Tiny Ball Sphericity Measurement

To begin with, we live in the real world! Measuring the spherical geometry of really small balls is a major problem. If you are making millions of one size ball, you can afford Swiss watch like tooling that can cost tens of thousands of dollars for each individual ball size. When you are working with a wide variety of small diameter balls, in a lot of different materials, you have to develop a practical method, for measuring, small ball sphericity. In order to do this, we take a two pronged approach. The first challenge is, how do you physically hold a very small ball while you make the sphericity measurement?

Physical force as a clamping method is impractical partly due to the bulk of the parts involved. Fixturing by using physical clamping force ends up being restricted to elaborate tooling that is limited to a single ball diameter. What ends up being the only practical solution is to glue the test ball into a socket in the end of a very small diameter tube. Even the small measuring force exerted on the ball by the measuring probe of the roundness measuring machine will bend ordinary small diameter tubing. Tungsten Carbide ( T.C.) tubing that is four times as stiff as stainless steel, should be used. This T.C. tube is in turn held vertical in a standard drill chuck, mounted on a heavy base. Developing a test probe that will work on these very small parts is the second part of the problem. Now that we have the ball rigidly mounted and exposed to probing by the measuring machine, what does the actual probe look like. A sharp pointed probe that is at right angles to the axis of the ball, would seem to be the logical approach, but the accuracy requirements for such a probe and the problems of mechanically aligning this probe with the ball make it totally impractical.
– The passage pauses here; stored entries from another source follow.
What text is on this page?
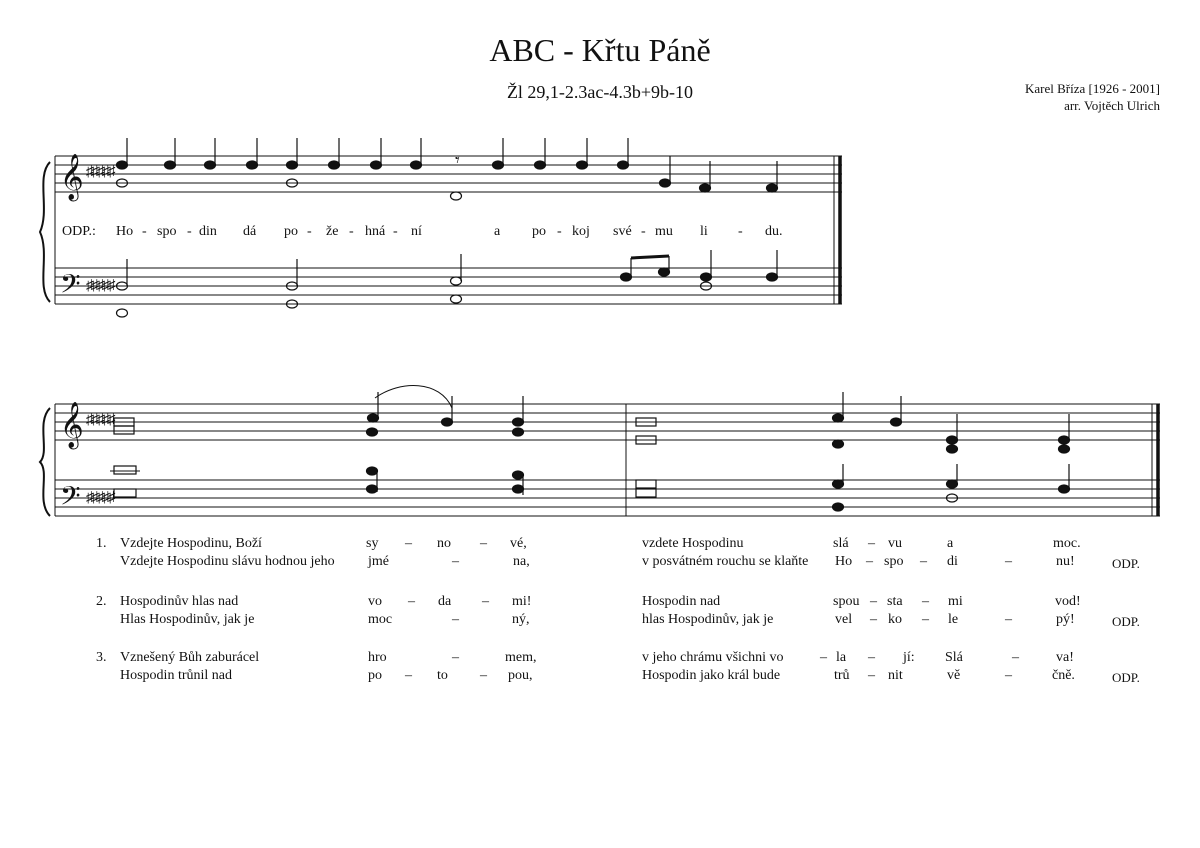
ABC - Křtu Páně
Žl 29,1-2.3ac-4.3b+9b-10	Karel Bříza [1926 - 2001]
arr. Vojtěch Ulrich
𝄞
𝄢
♯♯♯♯♯
♯♯♯♯♯
𝄾
𝄞
𝄢
♯♯♯♯♯
♯♯♯♯♯
ODP.: Ho - spo - din dá po - že - hná - ní	a po - koj své - mu li - du.
1. Vzdejte Hospodinu, Boží	sy – no – vé,	vzdete Hospodinu	slá – vu	a	moc.
Vzdejte Hospodinu slávu hodnou jeho jmé	–	na,	v posvátném rouchu se klaňte Ho – spo – di	–	nu!	ODP.
2. Hospodinův hlas nad	vo – da – mi!	Hospodin nad	spou – sta – mi	vod!
Hlas Hospodinův, jak je	moc	–	ný,	hlas Hospodinův, jak je	vel – ko – le	–	pý!	ODP.
3. Vznešený Bůh zaburácel	hro	–	mem,	v jeho chrámu všichni vo	– la – jí: Slá	–	va!
Hospodin trůnil nad	po – to – pou,	Hospodin jako král bude	trů – nit	vě	–	čně.	ODP.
What can be used is a very small diameter, tungsten carbide cylinder that is mounted vertical to the rotating axis of the measuring machine. The outside diameter of this very small cylindrical diameter is precision lapped to provide an excellent surface texture, to provide non destructive contact with the test ball. When the outside diameter of this tiny cylinder is brought into tangent contact with the equator of the very small diameter ball, mounted on the end of the T.C. tube, that is rigidly held vertical in the drill chuck, and rotated around it, a normal roundness measurement can be made. The cylindrical tungsten carbide tool is held vertical by an instrument quality, hand tightened drill chuck that is mounted on a heavy duty four inch (4.00”) [101.6mm] diameter platform.